Başından beri Zeytindalı Operasyonu’nun askeri kısmıyla birlikte büyük bir medya savaşının yürütüleceği belliydi. PKK uzun süredir Batılı ve Doğulu bazı basın organları tarafından zaten destekleniyordu. Ayn’el-Arab sonrasındaki dönemde ise bu destek profesyonel bir seviyeye taşındı. ABD’nin terör örgütüne doğrudan askeri desteği akıtmayı planladığı günden itibaren, PKK için ayrılan bütçenin askeri kaleminin dışında bir de reklam kalemi var.
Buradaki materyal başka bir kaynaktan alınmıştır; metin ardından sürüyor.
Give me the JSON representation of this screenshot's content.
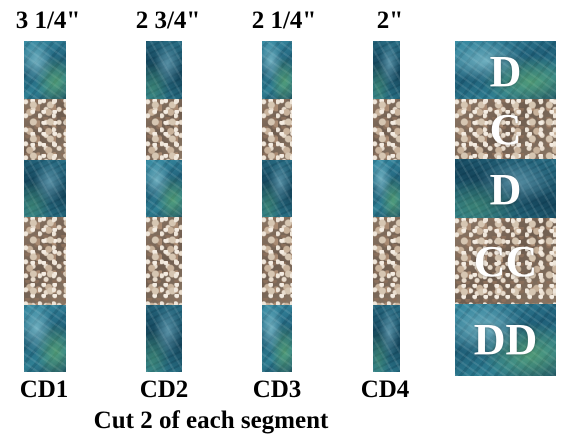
{
  "strips": [
    {
      "width_label": "3 1/4\"",
      "name": "CD1"
    },
    {
      "width_label": "2 3/4\"",
      "name": "CD2"
    },
    {
      "width_label": "2 1/4\"",
      "name": "CD3"
    },
    {
      "width_label": "2\"",
      "name": "CD4"
    }
  ],
  "assembled_letters": [
    "D",
    "C",
    "D",
    "CC",
    "DD"
  ],
  "caption": "Cut 2 of each segment",
  "colors": {
    "water": "#2f7f93",
    "pebble": "#8d7866",
    "text": "#000000",
    "letter": "#ffffff"
  }
}
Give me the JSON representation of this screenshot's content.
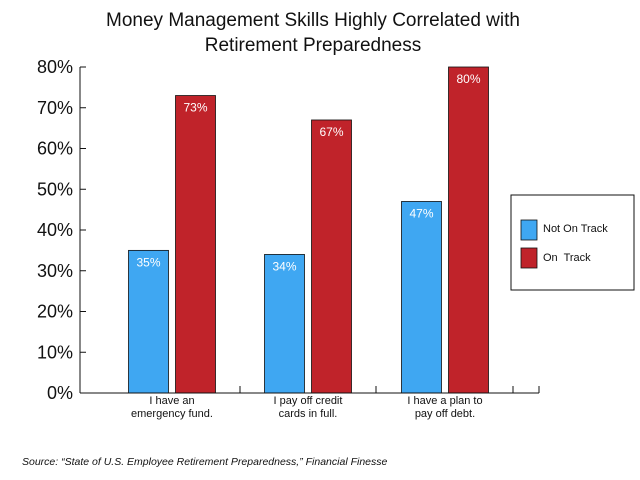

Daha sonra Talal Silo gibilerin de dillendirdiği üzere Kanada’dan vs. manken getirip PKK’lı terörist pozlarında dergi kapaklarını süslettirdiler. DEAŞ’la danışıklı dövüşle ele geçirdikleri topraklarda bir ‘medeniyet savunusu’ reklamı yaptılar. Irkçı, geri kalmış, Marksist, totaliter, uyuşturucu üreticisi ve tüccarı, kadın sömürücüsü, sivil katliamcısı, savaş suçu da dahil olmak üzere dünyada işlenmemiş hiçbir suçu bırakmayan bir terör örgütünü STK paketinde satmaya çalıştılar. Ne etnik temizlikleri, ne soykırımları, ne sivil katliamları, ne uyuşturucu ticaretleri, ne DEAŞ’la işbirlikleri, ne çocuk ve kadın sömürüleri, ne sapkın ideolojileri, ne gerçekliklerle kopuklukları görüldü.
O kadar pervasızlaştılar ki ABD’nin başını çektiği Koalisyon Güçleri bile çocuk savaşçıların resimlerini marifetmiş gibi paylaştı. Özel kuvvetlerinin koluna terör örgütünün armalarını taktı. NATO müttefikine doğrultulan silahların ana sağlayıcısı oldu.
An itibarıyla da aynı PR şirketleri bir gün New York Times’ta, bir gün BBC’de bir gün başka bir kanalda PKK reklamları vermeye devam ediyorlar. PKK’nın ürettiği dezenformasyona dört elle sarılıyorlar. Gazetecilik etiği ayaklar altında. Yani basında da asimetrik bir mücadele devam ediyor.
Bir de istihbarat beslemesi Suriye İnsan Hakları Örgütü (SOHR) isimli bir naylon yapı var. Sahibi İngiltere’de yaşıyor, koltuk rahatlığında istihbarat örgütlerinden aldığı parayı ‘İnsan Hakları’ adı altında PR ve kara propagandaya harcıyor. Zeytindalı Harekatı’yla birlikte, naylon yapıyı yakından takip edenlerin daha önceden de bildiği gerçek gündemini afişe etti. Türkiye’ye karşı açık nefret dilini artık düzmece ve masa başı istatistiklerin ardında gizleyemeyecek duruma geldi. Türkiye’den hiçbir milli mecranın bu istihbarat aparatına rağbet göstermemesi gerek.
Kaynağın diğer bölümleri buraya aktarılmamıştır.